Even as families, their communities and health care providers struggle to keep up with the rapidly worsening opiate addiction crisis, our governor and his staff are AWOL. It might only be a juicy news event that our governor chose not to sign the recent National Governors Association “Compact to Fight Opioid Addiction.” In fact, 46 signed on, leaving him among the small minority who declined to recognize the importance of providing treatment in the states.
But Gov. Paul LePage’s posturing on the national stage mirrors his ill-informed and ill-advised policies here at home, where he seems to be doing everything he can to thwart treatment. That’s right, thwart treatment.
As a provider I have to claw my way through the Maine Department of Health and Human Services’ red tape in a struggle to get paid — a struggle I am losing, by the way. But it gets worse. The governor and his staff are proposing new rules to make treatment even harder to deliver and, for those in need, harder to come by.
One simple example. Urine drug screens are a keystone of treatment supervision — as vital, sometimes more so, as pulse and blood pressure. It is through a urine drug screen that we can determine if someone has relapsed, is taking drugs illicitly or if they are perhaps diverting their prescribed medicine. Such a test costs me $9 in supplies. The state has chosen in the past to pay me $6, so I lose money on every test.
But it gets worse. I recently was told by DHHS I cannot bill for that test at all, that even though this test costs me money, it is just part of my cost of doing business. So there is $1,300 I will not see. At that rate, I lose money on every client I see.
It is bitterly ironic to me that at a time of increasing public recognition and concern about our opioid epidemic that I, as a provider, am getting institutional opposition, not support, from DHHS. I get a definite sense of opposition through administrative barriers and hoops in my dealings with DHHS, not the needed response of, “This is vital. How can we help?”
But this has a still more serious statewide context because my experience has been playing out across the state, seriously weakening our opiate treatment abilities. We actually have fewer treatment resources than a year ago.
Recall that Spectrum, which provided medication-assisted treatment with Suboxone to 105 York County clients had to close after its state reimbursement was dropped last year.
Last year, too, Mercy Hospital had to close what was the state’s largest treatment program, serving 250 clients, because reimbursement was below their costs. Nor does it have to be this way. MaineCare expansion would have brought millions in drug treatment funds, by providing care for the uninsured and by bringing addiction treatment money.

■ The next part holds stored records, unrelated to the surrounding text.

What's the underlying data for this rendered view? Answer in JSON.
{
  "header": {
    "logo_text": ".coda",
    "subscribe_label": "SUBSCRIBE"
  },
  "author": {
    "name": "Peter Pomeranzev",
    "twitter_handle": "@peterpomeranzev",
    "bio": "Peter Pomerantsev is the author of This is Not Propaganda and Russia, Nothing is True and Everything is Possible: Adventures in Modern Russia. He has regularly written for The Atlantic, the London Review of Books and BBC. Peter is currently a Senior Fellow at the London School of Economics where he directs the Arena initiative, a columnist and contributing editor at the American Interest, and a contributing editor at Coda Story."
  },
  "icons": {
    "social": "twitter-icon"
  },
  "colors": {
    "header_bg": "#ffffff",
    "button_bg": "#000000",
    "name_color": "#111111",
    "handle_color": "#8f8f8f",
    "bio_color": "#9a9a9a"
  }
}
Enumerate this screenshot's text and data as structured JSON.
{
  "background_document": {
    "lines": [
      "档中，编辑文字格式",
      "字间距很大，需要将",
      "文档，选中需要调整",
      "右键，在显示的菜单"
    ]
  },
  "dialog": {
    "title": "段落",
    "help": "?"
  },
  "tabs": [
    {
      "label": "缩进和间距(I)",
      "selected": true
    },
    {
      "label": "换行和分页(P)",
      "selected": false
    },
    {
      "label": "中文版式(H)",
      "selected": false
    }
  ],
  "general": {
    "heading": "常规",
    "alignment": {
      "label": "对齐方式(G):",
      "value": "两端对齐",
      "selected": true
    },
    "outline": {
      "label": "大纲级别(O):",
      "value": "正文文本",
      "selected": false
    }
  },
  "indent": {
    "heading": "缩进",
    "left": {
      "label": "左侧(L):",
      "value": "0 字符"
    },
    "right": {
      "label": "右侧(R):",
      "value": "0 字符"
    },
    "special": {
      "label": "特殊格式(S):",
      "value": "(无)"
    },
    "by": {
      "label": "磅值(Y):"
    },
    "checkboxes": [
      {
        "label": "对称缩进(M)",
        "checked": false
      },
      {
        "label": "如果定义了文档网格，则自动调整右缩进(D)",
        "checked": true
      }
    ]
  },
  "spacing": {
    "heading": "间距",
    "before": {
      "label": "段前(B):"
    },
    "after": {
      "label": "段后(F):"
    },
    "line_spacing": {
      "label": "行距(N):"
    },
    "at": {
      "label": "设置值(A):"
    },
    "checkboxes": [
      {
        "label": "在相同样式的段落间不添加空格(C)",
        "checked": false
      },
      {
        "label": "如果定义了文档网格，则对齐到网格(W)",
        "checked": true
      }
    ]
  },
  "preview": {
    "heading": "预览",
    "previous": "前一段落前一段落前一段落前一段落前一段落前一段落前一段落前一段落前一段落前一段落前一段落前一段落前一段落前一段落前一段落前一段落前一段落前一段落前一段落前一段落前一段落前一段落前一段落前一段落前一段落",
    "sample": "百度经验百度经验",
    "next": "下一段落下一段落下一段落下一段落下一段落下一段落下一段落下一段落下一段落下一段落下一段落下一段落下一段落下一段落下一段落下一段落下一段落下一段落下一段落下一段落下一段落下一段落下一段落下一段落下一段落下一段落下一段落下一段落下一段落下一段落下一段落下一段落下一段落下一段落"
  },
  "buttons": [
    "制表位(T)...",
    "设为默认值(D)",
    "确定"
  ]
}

In addition, last year Spectrum’s president and CEO said the state was leaving multimillion-dollar grant opportunities on the table that would have gone to drug treatment.
The public is rightfully in great distress over this problem. They see the havoc and misery in their families and communities. They need to know how the government that is supposed to solve their problems is indeed creating ever more difficulties for the delivery of this care.
This is a perfect storm. We have the highest incidence of opiate addiction among young adults in the country. Every week five or six Maine people die of an unintentional drug overdose, and our governor turns a deaf ear to the treatment community and every addiction specialist who might advise him.
If you care about this issue or those afflicted by it, I urge you to write to the governor or call your representative to ask why this is happening. The governor needs to know that you care even if he might not.
Steve Bien is a family physician in Farmington. He provides buprenorphine-based addiction treatment as part of his primary care.